C'è stato un periodo nel quale sono stato giovane e bello -
"mai le due cose insieme" [cit. Harvey Fierstein] - e nel quale, anche se la mia foto direbbe il contrario, ho avuto molti capelli. In quel periodo,
Ron cantava già: si chiamava
Rosalino Cellamare e aveva pochi capelli. Ora lui ne ha tanti e io no. Più che una battuta è la triste metafora di
un'Italia nella quale il
'vecchiume', per quanto di valore, si ricicla e non
'molla l'osso', mentre il
giovane si ritrova
vecchio nel tempo stesso in cui i
vecchi svendono sé stessi come
giovani. Del resto, sono i saggi a creare il tempo. E chi non lo è, politica lo colga.
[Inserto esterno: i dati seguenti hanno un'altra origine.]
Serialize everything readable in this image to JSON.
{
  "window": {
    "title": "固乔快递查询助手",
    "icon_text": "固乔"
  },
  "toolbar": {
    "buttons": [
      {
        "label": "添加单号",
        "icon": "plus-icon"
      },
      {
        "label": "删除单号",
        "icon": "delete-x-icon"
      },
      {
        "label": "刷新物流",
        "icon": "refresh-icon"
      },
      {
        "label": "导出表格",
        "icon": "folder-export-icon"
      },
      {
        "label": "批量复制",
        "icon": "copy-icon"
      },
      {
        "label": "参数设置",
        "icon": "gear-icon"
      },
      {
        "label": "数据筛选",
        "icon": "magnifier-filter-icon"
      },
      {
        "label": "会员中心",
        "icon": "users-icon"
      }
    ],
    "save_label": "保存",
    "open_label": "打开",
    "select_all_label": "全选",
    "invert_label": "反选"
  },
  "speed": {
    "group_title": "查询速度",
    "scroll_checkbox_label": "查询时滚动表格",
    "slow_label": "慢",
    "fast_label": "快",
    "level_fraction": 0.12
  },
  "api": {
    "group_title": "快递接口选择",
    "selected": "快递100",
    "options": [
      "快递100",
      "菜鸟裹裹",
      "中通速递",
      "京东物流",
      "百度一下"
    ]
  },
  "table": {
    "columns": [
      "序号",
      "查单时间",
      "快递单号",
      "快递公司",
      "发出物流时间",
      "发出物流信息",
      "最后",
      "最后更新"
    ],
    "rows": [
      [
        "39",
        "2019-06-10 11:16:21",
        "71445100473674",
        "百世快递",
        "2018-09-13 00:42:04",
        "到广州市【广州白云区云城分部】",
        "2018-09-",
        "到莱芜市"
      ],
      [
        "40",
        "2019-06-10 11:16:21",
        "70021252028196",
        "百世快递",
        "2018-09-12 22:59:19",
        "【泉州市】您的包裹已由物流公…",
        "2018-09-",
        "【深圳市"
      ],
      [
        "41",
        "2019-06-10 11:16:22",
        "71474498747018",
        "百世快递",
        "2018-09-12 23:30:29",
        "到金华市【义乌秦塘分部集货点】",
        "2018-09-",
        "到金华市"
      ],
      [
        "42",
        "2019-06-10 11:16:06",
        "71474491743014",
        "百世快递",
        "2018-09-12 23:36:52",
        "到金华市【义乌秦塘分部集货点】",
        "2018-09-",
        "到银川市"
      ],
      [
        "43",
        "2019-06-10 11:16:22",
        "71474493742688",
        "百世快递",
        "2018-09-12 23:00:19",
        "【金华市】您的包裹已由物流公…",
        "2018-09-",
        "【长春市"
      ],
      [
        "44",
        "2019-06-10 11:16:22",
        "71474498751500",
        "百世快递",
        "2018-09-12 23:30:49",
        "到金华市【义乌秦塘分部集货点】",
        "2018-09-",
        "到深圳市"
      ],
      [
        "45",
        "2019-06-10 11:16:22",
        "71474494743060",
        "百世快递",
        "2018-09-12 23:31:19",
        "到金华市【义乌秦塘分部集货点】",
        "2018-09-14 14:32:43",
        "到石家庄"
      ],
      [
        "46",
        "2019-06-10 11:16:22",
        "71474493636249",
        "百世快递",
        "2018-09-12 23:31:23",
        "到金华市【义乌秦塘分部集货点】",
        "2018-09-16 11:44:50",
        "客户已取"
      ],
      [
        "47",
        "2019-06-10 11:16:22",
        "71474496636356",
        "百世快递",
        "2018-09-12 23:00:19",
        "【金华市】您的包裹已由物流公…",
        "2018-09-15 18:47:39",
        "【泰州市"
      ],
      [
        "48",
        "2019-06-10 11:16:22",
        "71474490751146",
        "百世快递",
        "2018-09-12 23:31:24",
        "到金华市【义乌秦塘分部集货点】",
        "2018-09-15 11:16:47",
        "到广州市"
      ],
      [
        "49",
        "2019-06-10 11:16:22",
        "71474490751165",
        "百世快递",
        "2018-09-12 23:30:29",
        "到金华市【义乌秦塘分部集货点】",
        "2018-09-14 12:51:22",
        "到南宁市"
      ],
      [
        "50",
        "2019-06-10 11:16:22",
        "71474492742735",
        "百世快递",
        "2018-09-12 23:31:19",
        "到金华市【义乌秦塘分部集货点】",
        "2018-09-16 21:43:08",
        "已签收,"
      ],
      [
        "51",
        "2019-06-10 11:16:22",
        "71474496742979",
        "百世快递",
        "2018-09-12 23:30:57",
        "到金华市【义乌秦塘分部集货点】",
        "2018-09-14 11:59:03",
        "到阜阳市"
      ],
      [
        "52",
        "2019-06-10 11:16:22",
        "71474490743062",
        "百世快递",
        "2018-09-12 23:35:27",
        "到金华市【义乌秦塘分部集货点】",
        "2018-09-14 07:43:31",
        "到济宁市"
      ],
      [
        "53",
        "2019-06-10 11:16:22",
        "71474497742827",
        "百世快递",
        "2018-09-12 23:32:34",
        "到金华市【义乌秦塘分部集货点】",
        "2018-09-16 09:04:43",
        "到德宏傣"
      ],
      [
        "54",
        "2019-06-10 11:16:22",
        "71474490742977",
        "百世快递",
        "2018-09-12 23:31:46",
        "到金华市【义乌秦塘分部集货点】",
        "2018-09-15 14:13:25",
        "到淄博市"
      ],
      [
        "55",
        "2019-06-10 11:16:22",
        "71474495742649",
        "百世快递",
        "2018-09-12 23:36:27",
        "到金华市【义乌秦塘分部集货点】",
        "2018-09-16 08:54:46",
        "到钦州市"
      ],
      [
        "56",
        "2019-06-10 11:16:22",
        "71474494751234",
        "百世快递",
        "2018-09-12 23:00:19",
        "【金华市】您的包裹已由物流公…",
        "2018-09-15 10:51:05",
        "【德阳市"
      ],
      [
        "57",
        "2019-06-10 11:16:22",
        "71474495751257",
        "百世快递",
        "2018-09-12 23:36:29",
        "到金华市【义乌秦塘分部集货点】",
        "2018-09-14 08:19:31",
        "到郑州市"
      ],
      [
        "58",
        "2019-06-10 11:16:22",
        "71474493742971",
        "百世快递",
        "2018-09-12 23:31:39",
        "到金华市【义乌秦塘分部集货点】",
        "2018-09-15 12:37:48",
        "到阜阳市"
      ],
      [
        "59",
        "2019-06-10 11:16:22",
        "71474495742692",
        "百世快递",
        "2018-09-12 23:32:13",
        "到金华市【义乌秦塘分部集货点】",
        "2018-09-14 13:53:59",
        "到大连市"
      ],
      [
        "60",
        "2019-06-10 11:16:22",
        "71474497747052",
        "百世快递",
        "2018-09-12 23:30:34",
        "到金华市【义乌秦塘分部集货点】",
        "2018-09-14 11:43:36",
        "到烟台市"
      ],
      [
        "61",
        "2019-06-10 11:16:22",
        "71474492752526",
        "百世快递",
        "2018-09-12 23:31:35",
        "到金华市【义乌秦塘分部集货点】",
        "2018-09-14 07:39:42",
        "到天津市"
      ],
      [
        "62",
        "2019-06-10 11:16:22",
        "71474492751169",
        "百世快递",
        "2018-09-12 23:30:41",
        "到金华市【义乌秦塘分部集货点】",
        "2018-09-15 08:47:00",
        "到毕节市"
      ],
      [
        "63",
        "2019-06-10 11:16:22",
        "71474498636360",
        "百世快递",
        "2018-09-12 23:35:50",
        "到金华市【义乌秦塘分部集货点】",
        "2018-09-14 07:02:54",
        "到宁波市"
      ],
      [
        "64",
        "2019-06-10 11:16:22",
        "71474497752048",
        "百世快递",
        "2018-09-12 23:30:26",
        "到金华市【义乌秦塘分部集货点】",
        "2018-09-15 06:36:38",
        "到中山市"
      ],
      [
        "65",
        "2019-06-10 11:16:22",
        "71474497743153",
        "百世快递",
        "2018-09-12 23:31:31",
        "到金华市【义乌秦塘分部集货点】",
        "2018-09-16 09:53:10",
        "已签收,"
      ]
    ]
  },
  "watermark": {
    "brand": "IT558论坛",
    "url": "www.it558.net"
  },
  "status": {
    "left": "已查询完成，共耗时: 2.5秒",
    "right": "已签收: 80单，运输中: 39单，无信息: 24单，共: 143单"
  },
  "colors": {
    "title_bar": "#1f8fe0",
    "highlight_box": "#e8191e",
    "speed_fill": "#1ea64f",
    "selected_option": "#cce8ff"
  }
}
Il
Festival di Sanremo, anche nel
2018, è stata la triste metafora di
un'Italia mediocre che fa il verso a se stessa, (sapete che, da qualche settimana, abbiamo la libertà di scrivere
"sé stesso" con l'accento, vero? Ci chiediamo quando potremo liberamente scrivere
"ò fame": parlo di noi umani, non dei
'Super Fanatici' della
'Super Setta', ché loro
'puotono già'...).
Un'Italia crogiolantesi su tre accordi, che son quelli che il volgo capisce. E quattro
'fregnacce' che son sempre le stesse e che i
critici [sic] chiamano parole e
'gorgheggi' tutti uguali, che chi non ha l'orecchio assoluto - e
'malhereusement', io lo ebbi - scambia per canto. Così, mentre
Ornella Vanoni sembra il meglio possibile proprio come
Silvio Berlusconi, i
'giovinastri' si dimostrano impreparati alla
Luigi Di Maio, o
'fringuelli' alla
Matteo Renzi che giocano a chi
la dà via meglio e non necessariamente al miglior offerente. Al contempo, gli
'alternativi' sembrano dei fatiscenti
Pietro Grasso, che con l'amichetto
Nicola Fratoianni giocano a chi imita meglio
Francesco Guccini in memoria di suo nonno, il quale diceva:
"Mì sün sémper stà comünista"! Insomma, più di dieci milioni di italiani hanno dovuto assistere impotenti alla
devastazione sanremese convinti di divertirsi, così come assistono, ancor più impotenti, alla
devastazione italica persuasi di contare qualcosa, perché possono insultare e maledire l'avversario su
Facebook. E' davvero una vita straordinaria, vero? Chi l'avrebbe mai detto che, con tutto il nostro sapere, la nostra cultura, le nostre innovazioni e la nostra possibilità di
'sfanculare' qualcuno a
Bari sapendo di esser letti perfino ad
Alice Springs, solo di quello ci saremmo accontentati, noi che ci sentiamo
"un popolo di santi, eroi, navigatori e trasmigratori", ma non sappiamo nemmeno piazzare le
'h' al posto giusto? E così, tristemente,
Sanremo dopo
Sanremo, elezione dopo
elezione, insulto dopo
insulto, la nostra vita scorre rapida e ci ritroviamo
già vecchi, con le
cataratte devastate quanto le
gonadi (e solo le prime sono sostituibili), costretti ad ascoltare coloro che,
assai più vecchi di noi, sono ancora lì dove stavano quando eravamo noi a essere
giovani e loro già non lo erano più. Sarà perché, mentre noi bestemmiavano e ci insultavamo
'via social', loro ce le mettevano
'in quel posto' e non ce ne siamo accorti? Temiamo proprio che sia così.